Programming lesson
Penalized Spline Regression and Kernel Methods: A Tutorial for MAST90083 Assignment 2
Learn to code penalized spline regression, k-NN averaging, kernel regression, and EM algorithm for Gaussian mixtures using the WarsawApts dataset. Step-by-step guidance for MAST90083 Assignment 2.
Introduction to Computational Statistics with Splines and Kernels
In this tutorial, we explore key techniques from MAST90083 Assignment 2: penalized spline regression, k-nearest neighbor averaging, kernel regression, and expectation-maximization for Gaussian mixtures. These methods are fundamental in data science, used in applications from smoothing financial time series to clustering user behavior in apps. Using the WarsawApts dataset from the HRW library, we'll implement each method step by step. The dataset contains apartment prices in Warsaw, which we can relate to current trends in real estate analytics and AI-driven pricing models.

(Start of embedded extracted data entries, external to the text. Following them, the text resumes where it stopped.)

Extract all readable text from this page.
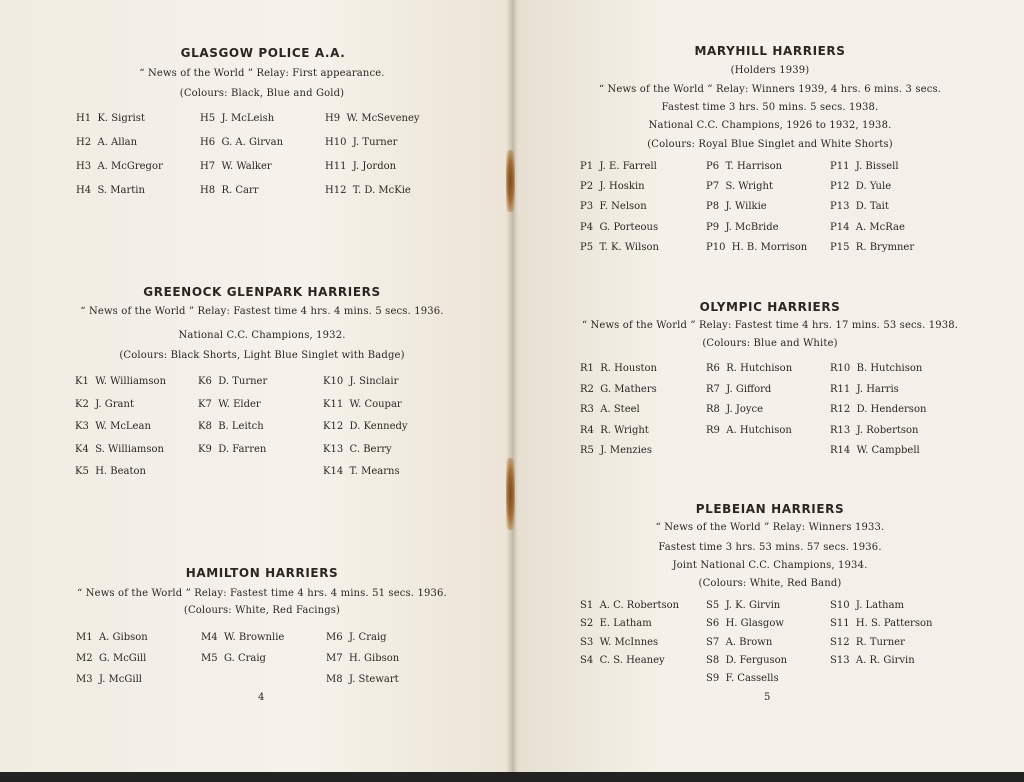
4	5
GLASGOW POLICE A.A.
“ News of the World ” Relay: First appearance.
(Colours: Black, Blue and Gold)
H1  K. Sigrist
H2  A. Allan
H3  A. McGregor
H4  S. Martin
H5  J. McLeish
H6  G. A. Girvan
H7  W. Walker
H8  R. Carr
H9  W. McSeveney
H10  J. Turner
H11  J. Jordon
H12  T. D. McKie
GREENOCK GLENPARK HARRIERS
“ News of the World ” Relay: Fastest time 4 hrs. 4 mins. 5 secs. 1936.
National C.C. Champions, 1932.
(Colours: Black Shorts, Light Blue Singlet with Badge)
K1  W. Williamson
K2  J. Grant
K3  W. McLean
K4  S. Williamson
K5  H. Beaton
K6  D. Turner
K7  W. Elder
K8  B. Leitch
K9  D. Farren
K10  J. Sinclair
K11  W. Coupar
K12  D. Kennedy
K13  C. Berry
K14  T. Mearns
HAMILTON HARRIERS
“ News of the World ” Relay: Fastest time 4 hrs. 4 mins. 51 secs. 1936.
(Colours: White, Red Facings)
M1  A. Gibson
M2  G. McGill
M3  J. McGill
M4  W. Brownlie
M5  G. Craig
M6  J. Craig
M7  H. Gibson
M8  J. Stewart
MARYHILL HARRIERS
(Holders 1939)
“ News of the World ” Relay: Winners 1939, 4 hrs. 6 mins. 3 secs.
Fastest time 3 hrs. 50 mins. 5 secs. 1938.
National C.C. Champions, 1926 to 1932, 1938.
(Colours: Royal Blue Singlet and White Shorts)
P1  J. E. Farrell
P2  J. Hoskin
P3  F. Nelson
P4  G. Porteous
P5  T. K. Wilson
P6  T. Harrison
P7  S. Wright
P8  J. Wilkie
P9  J. McBride
P10  H. B. Morrison
P11  J. Bissell
P12  D. Yule
P13  D. Tait
P14  A. McRae
P15  R. Brymner
OLYMPIC HARRIERS
“ News of the World ” Relay: Fastest time 4 hrs. 17 mins. 53 secs. 1938.
(Colours: Blue and White)
R1  R. Houston
R2  G. Mathers
R3  A. Steel
R4  R. Wright
R5  J. Menzies
R6  R. Hutchison
R7  J. Gifford
R8  J. Joyce
R9  A. Hutchison
R10  B. Hutchison
R11  J. Harris
R12  D. Henderson
R13  J. Robertson
R14  W. Campbell
PLEBEIAN HARRIERS
“ News of the World ” Relay: Winners 1933.
Fastest time 3 hrs. 53 mins. 57 secs. 1936.
Joint National C.C. Champions, 1934.
(Colours: White, Red Band)
S1  A. C. Robertson
S2  E. Latham
S3  W. McInnes
S4  C. S. Heaney
S5  J. K. Girvin
S6  H. Glasgow
S7  A. Brown
S8  D. Ferguson
S9  F. Cassells
S10  J. Latham
S11  H. S. Patterson
S12  R. Turner
S13  A. R. Girvin
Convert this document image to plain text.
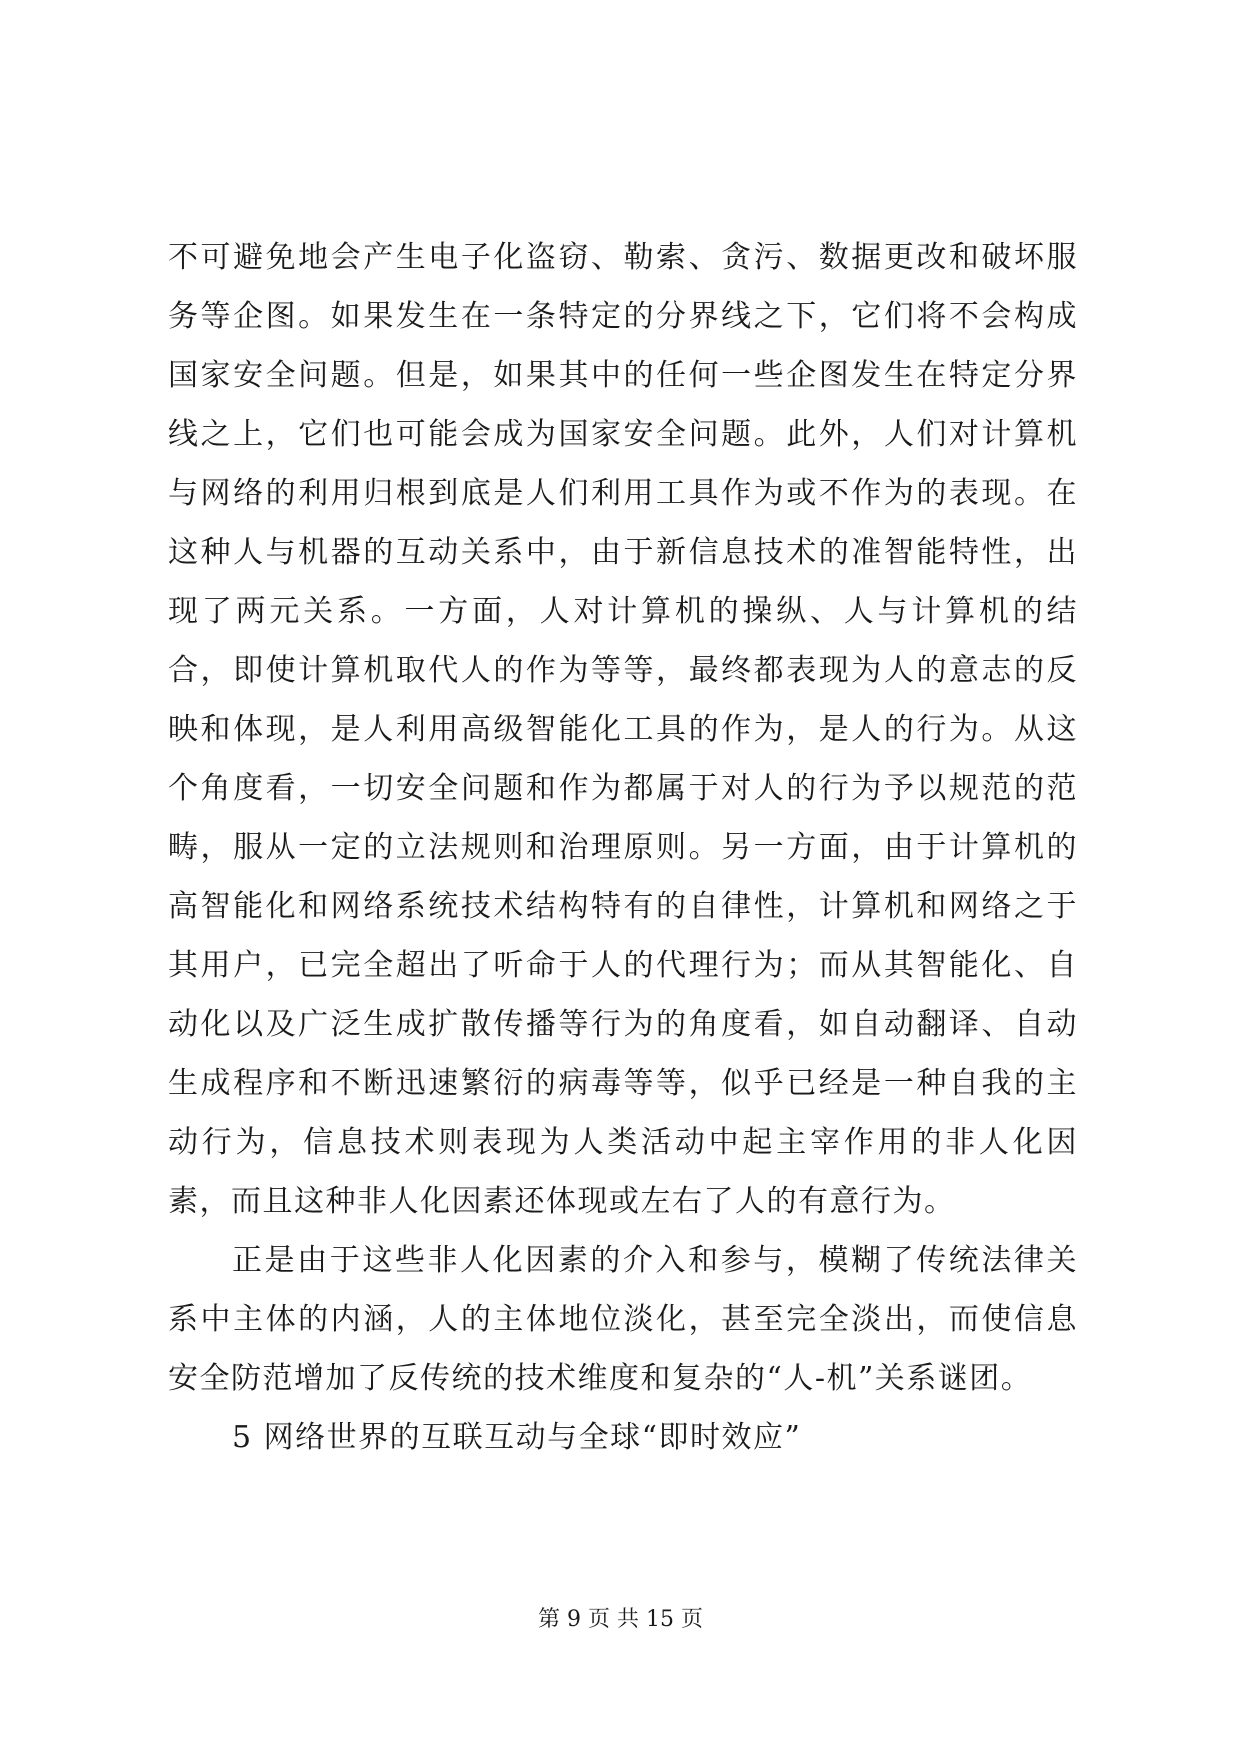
不可避免地会产生电子化盗窃、勒索、贪污、数据更改和破坏服务等企图。如果发生在一条特定的分界线之下，它们将不会构成国家安全问题。但是，如果其中的任何一些企图发生在特定分界线之上，它们也可能会成为国家安全问题。此外，人们对计算机与网络的利用归根到底是人们利用工具作为或不作为的表现。在这种人与机器的互动关系中，由于新信息技术的准智能特性，出现了两元关系。一方面，人对计算机的操纵、人与计算机的结合，即使计算机取代人的作为等等，最终都表现为人的意志的反映和体现，是人利用高级智能化工具的作为，是人的行为。从这个角度看，一切安全问题和作为都属于对人的行为予以规范的范畴，服从一定的立法规则和治理原则。另一方面，由于计算机的高智能化和网络系统技术结构特有的自律性，计算机和网络之于其用户，已完全超出了听命于人的代理行为；而从其智能化、自动化以及广泛生成扩散传播等行为的角度看，如自动翻译、自动生成程序和不断迅速繁衍的病毒等等，似乎已经是一种自我的主动行为，信息技术则表现为人类活动中起主宰作用的非人化因素，而且这种非人化因素还体现或左右了人的有意行为。

正是由于这些非人化因素的介入和参与，模糊了传统法律关系中主体的内涵，人的主体地位淡化，甚至完全淡出，而使信息安全防范增加了反传统的技术维度和复杂的“人-机”关系谜团。

5 网络世界的互联互动与全球“即时效应”

第 9 页 共 15 页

Setting Up the WarsawApts Dataset
Load the required libraries and data:
library(HRW)
data(WarsawApts)
x <- WarsawApts$construction.date
y <- WarsawApts$areaPerMzloty
n <- length(x)
The variable x represents construction dates, and y is area per million zloty. We'll use these to model non-linear relationships.
Question 1: Penalized Spline Regression
1.1 Generating Knots for Linear Spline Basis
We generate 20 knots using quantiles, excluding extremes to match the data range:
probs <- seq(0, 1, length = 22)[-c(1, 22)]
k <- quantile(x, probs = probs)
This ensures knots are spread across the data distribution, similar to placing anchors in a game level design.
1.2 Constructing the Z Matrix
Create a matrix of linear spline basis functions (x - k_i)+:
Z <- outer(x, k, function(x, k) pmax(x - k, 0))
matplot(x, Z, type = "l", ylim = c(-1, 2), main = "Linear Spline Basis (20 knots)")
Each column is a basis function that activates after its knot, like level thresholds in a game.
1.3 Building C and D Matrices
Construct the design matrix C with a column of ones, x, and Z:
C <- cbind(1, x, Z)
The penalty matrix D is diagonal with ones except first two entries zero:
D <- diag(22)
D[1:2, 1:2] <- 0
This penalizes only the spline coefficients, not the intercept and linear term.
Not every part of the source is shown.